The multiple regression revealed that the age, the number of years in the industry, and estimated beauty of supermodels can predict a significant degree of variance in the supermodels’ salaries; F(3, 215)=10.276, p<.001, R²=.125, R²_adjusted=.113. Effect size as measured by the Cohen’s f²=.143 (small).

It was found that the attractiveness did not significantly predict the models’ salaries; β=-.022, t(215)=-.328, p=.743. However, age was a significant predictor of salary: β=.980, t(215)=4.584, p<.001. The number of years as a model also significantly predicted salary: β=-.743, t(215)=-3.542, p<.001.

Thus, the null hypotheses H₀₁ and H₀₂ were rejected, and evidence for H_A1 and H_A2 was found.
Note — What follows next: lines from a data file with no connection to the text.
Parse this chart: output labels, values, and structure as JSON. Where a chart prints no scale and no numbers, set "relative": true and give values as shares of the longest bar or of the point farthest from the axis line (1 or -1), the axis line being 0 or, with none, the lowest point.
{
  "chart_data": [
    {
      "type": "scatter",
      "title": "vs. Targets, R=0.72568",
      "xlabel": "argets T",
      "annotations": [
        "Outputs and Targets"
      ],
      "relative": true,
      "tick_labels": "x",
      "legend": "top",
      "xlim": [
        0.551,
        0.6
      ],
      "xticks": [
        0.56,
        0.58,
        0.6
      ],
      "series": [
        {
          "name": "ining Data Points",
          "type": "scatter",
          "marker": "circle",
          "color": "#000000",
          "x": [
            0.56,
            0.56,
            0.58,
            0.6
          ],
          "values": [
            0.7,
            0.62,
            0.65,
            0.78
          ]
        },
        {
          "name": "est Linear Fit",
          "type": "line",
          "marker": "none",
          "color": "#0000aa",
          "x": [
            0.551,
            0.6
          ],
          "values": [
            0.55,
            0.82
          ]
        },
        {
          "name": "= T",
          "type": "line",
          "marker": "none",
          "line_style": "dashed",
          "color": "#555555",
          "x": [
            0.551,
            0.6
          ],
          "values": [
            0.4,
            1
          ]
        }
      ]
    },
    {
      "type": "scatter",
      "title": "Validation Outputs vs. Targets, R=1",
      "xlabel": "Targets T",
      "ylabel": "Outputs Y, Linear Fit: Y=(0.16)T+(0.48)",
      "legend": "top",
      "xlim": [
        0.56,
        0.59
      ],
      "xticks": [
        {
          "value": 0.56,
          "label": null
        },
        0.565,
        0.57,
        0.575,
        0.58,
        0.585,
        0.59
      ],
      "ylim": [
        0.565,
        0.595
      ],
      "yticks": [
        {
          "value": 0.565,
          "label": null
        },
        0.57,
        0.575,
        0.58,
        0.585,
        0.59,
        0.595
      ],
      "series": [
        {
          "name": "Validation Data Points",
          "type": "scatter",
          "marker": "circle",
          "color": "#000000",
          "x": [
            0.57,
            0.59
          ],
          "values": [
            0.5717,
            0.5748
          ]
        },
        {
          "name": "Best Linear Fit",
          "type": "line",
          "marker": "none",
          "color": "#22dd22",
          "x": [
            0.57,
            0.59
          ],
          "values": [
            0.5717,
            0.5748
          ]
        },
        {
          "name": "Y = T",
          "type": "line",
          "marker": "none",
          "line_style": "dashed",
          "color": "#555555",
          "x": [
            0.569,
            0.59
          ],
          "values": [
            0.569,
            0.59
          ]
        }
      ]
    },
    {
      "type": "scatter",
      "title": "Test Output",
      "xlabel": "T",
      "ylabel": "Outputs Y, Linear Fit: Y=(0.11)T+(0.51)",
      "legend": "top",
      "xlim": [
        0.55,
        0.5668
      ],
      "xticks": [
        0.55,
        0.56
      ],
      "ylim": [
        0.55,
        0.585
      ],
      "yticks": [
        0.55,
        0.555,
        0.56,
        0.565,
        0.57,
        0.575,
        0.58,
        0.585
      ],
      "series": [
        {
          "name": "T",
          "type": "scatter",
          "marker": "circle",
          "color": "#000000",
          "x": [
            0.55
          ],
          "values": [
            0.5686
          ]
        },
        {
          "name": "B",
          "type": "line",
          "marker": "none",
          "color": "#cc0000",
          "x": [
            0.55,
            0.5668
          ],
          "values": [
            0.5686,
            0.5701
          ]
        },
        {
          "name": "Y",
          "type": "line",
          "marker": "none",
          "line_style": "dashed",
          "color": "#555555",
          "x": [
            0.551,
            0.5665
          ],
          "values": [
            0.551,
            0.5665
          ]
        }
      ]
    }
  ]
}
However, the null hypothesis H₀₃ was not rejected.

Adjusting the Sample Size

To achieve 80% power at α=.05 and with the appropriate effect size and for three independent variables, it is needed to use the sample size of 83 at R=.35 (i.e., at R²=.125), according to the data provided in “Sample Size for Multiple Regression Table” (n.d.).

References

Campbell, D. T., & Stanley, J. C. (1963). Experimental and quasi-experimental designs for research. Boston: Houghton Mifflin.

Datasets. (n.d.). Web.

Field, A. (2013). Discovering statistics using IBM SPSS statistics: And sex and drugs and rock’n’roll (4th ed.). Thousand Oaks, CA: Sage Publications.

Sample size for multiple regression table. (n.d.). Web.

Warner, R. M. (2013). Applied statistics: From bivariate through multivariate techniques (2nd ed.). Thousand Oaks, CA: SAGE Publications.